SEPTEMBRE

Apaisant l'esprit

Au cœur de la forêt

L'eau s'égoutte

Hôsha


Chapitre I, Au 12 Square Grimmaurd

Il court. Il a du mal à respirer, mais il doit continuer. La terre - la roche - roule sous ses pieds, le déséquilibre. Ici, les arbres ne pousseront plus. Là bas non plus d'ailleurs. Il commence à neiger. Pourtant ce n'est pas de l'eau qui tombe ici, c'est de la poussière. De la cendre. Une suie grasse et grise. Tout ce qui reste du monde.

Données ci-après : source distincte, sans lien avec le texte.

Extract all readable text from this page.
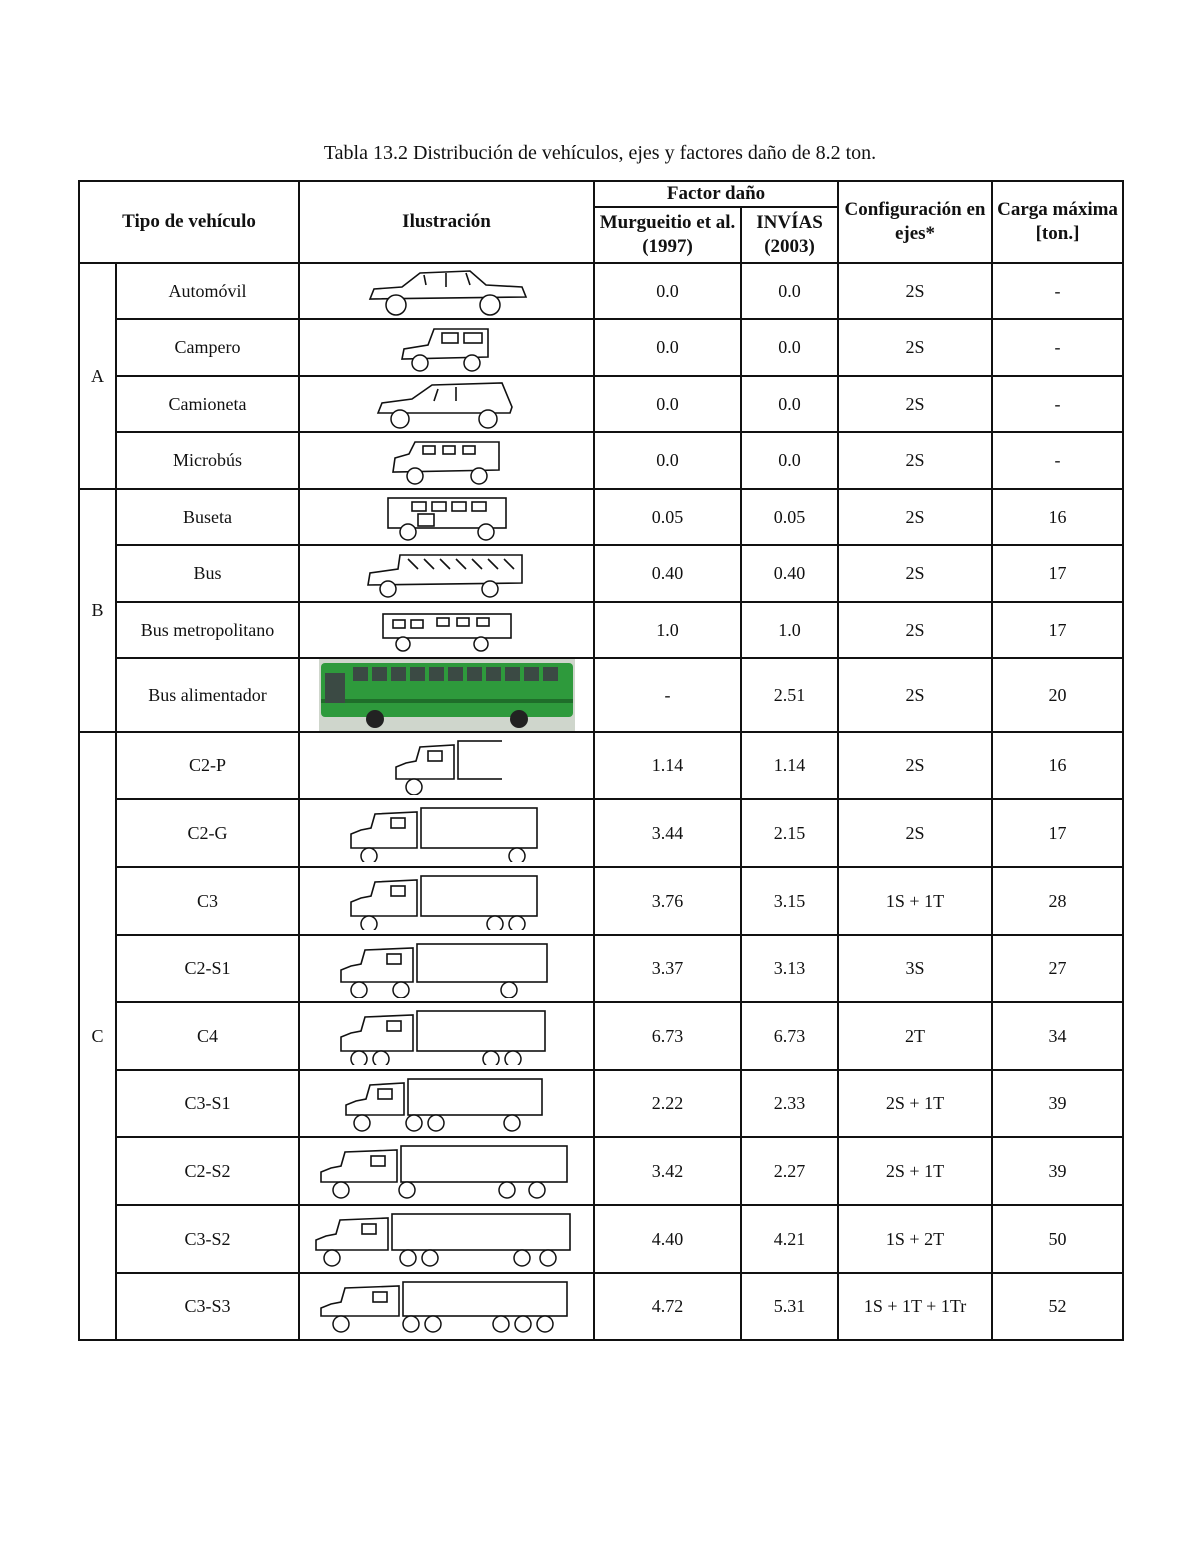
Tabla 13.2 Distribución de vehículos, ejes y factores daño de 8.2 ton.
Tipo de vehículo		Ilustración	Factor daño		Configuración en ejes*	Carga máxima [ton.]
			Murgueitio et al. (1997)	INVÍAS (2003)		
A	Automóvil		0.0	0.0	2S	-
	Campero		0.0	0.0	2S	-
	Camioneta		0.0	0.0	2S	-
	Microbús		0.0	0.0	2S	-
B	Buseta		0.05	0.05	2S	16
	Bus		0.40	0.40	2S	17
	Bus metropolitano		1.0	1.0	2S	17
	Bus alimentador		-	2.51	2S	20
C	C2-P		1.14	1.14	2S	16
	C2-G		3.44	2.15	2S	17
	C3		3.76	3.15	1S + 1T	28
	C2-S1		3.37	3.13	3S	27
	C4		6.73	6.73	2T	34
	C3-S1		2.22	2.33	2S + 1T	39
	C2-S2		3.42	2.27	2S + 1T	39
	C3-S2		4.40	4.21	1S + 2T	50
	C3-S3		4.72	5.31	1S + 1T + 1Tr	52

Autour de lui, c'est le néant. La fin du monde. L'apocalypse. Son enfer à lui.

-« Aaaahhhh !

Il se réveille en sueur.

-« Potter, cessez de vous plaindre et relevez vous ! Si vous ne dormiez pas en plein pendant nos exercices, vous auriez peut-être pu éviter mon sort.

-« Mais j'ai mal !

-« Parce que vous pensez peut être que le Seigneur des Ténèbres n'essayera pas de vous blesser ?

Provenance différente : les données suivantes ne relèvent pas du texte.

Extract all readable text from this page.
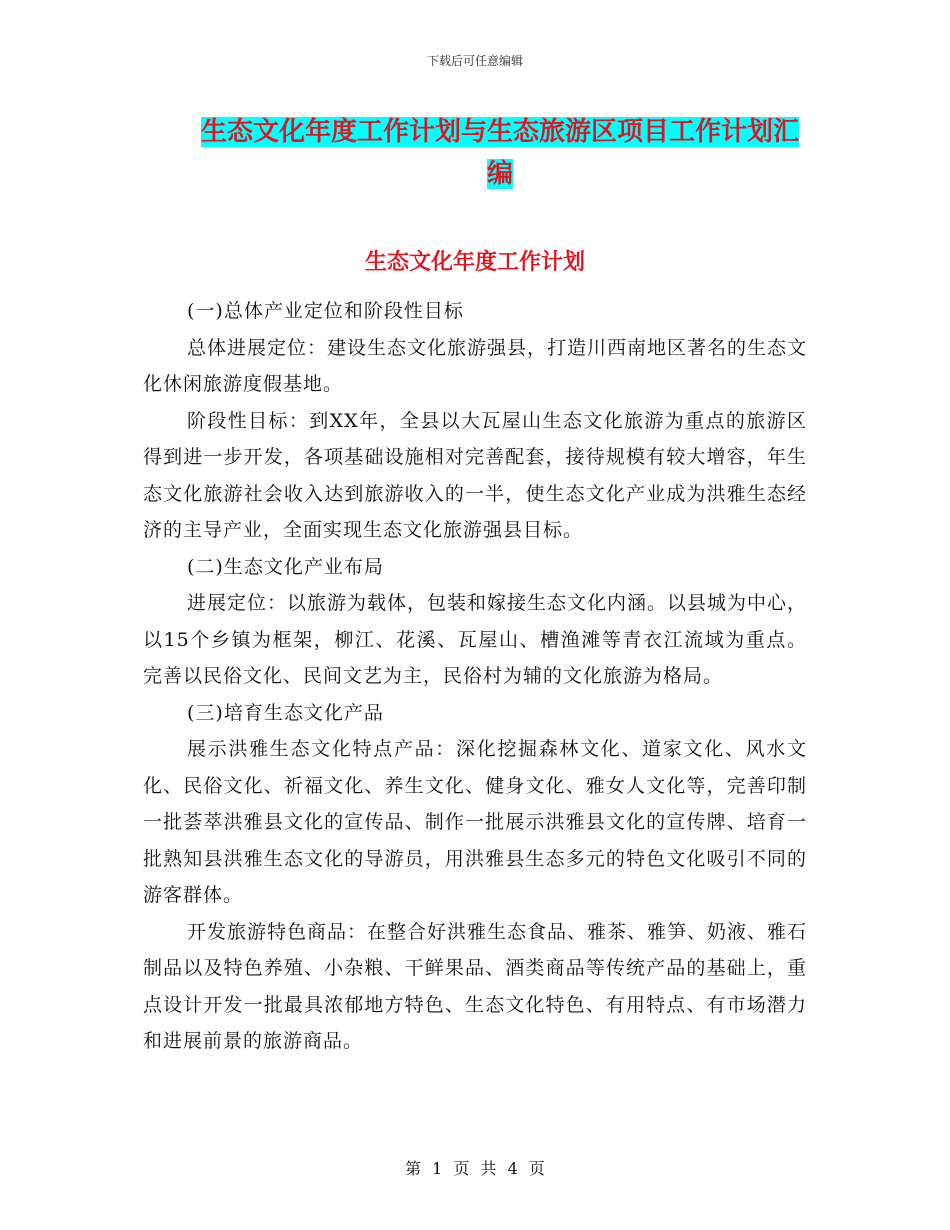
下载后可任意编辑
生态文化年度工作计划与生态旅游区项目工作计划汇
编
生态文化年度工作计划

(一)总体产业定位和阶段性目标

总体进展定位：建设生态文化旅游强县，打造川西南地区著名的生态文化休闲旅游度假基地。

阶段性目标：到XX年，全县以大瓦屋山生态文化旅游为重点的旅游区得到进一步开发，各项基础设施相对完善配套，接待规模有较大增容，年生态文化旅游社会收入达到旅游收入的一半，使生态文化产业成为洪雅生态经济的主导产业，全面实现生态文化旅游强县目标。

(二)生态文化产业布局

进展定位：以旅游为载体，包装和嫁接生态文化内涵。以县城为中心，以15个乡镇为框架，柳江、花溪、瓦屋山、槽渔滩等青衣江流域为重点。完善以民俗文化、民间文艺为主，民俗村为辅的文化旅游为格局。

(三)培育生态文化产品

展示洪雅生态文化特点产品：深化挖掘森林文化、道家文化、风水文化、民俗文化、祈福文化、养生文化、健身文化、雅女人文化等，完善印制一批荟萃洪雅县文化的宣传品、制作一批展示洪雅县文化的宣传牌、培育一批熟知县洪雅生态文化的导游员，用洪雅县生态多元的特色文化吸引不同的游客群体。

开发旅游特色商品：在整合好洪雅生态食品、雅茶、雅笋、奶液、雅石制品以及特色养殖、小杂粮、干鲜果品、酒类商品等传统产品的基础上，重点设计开发一批最具浓郁地方特色、生态文化特色、有用特点、有市场潜力和进展前景的旅游商品。

第 1 页 共 4 页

-« Mais vous n'êtes pas Voldemort.

-« Potter, il suffit ! Votre insolence doit avoir ses limites ! Je n'ai pas choisi d'être ici, avec vous, dans cette horrible demeure poussiéreuse et nauséabonde ! Mais j'essaye, du mieux que je le peux, de vous inculquer des sorts de défense et d'attaque respectables pour pouvoir vaincre celui-que-vous-devez vaincre.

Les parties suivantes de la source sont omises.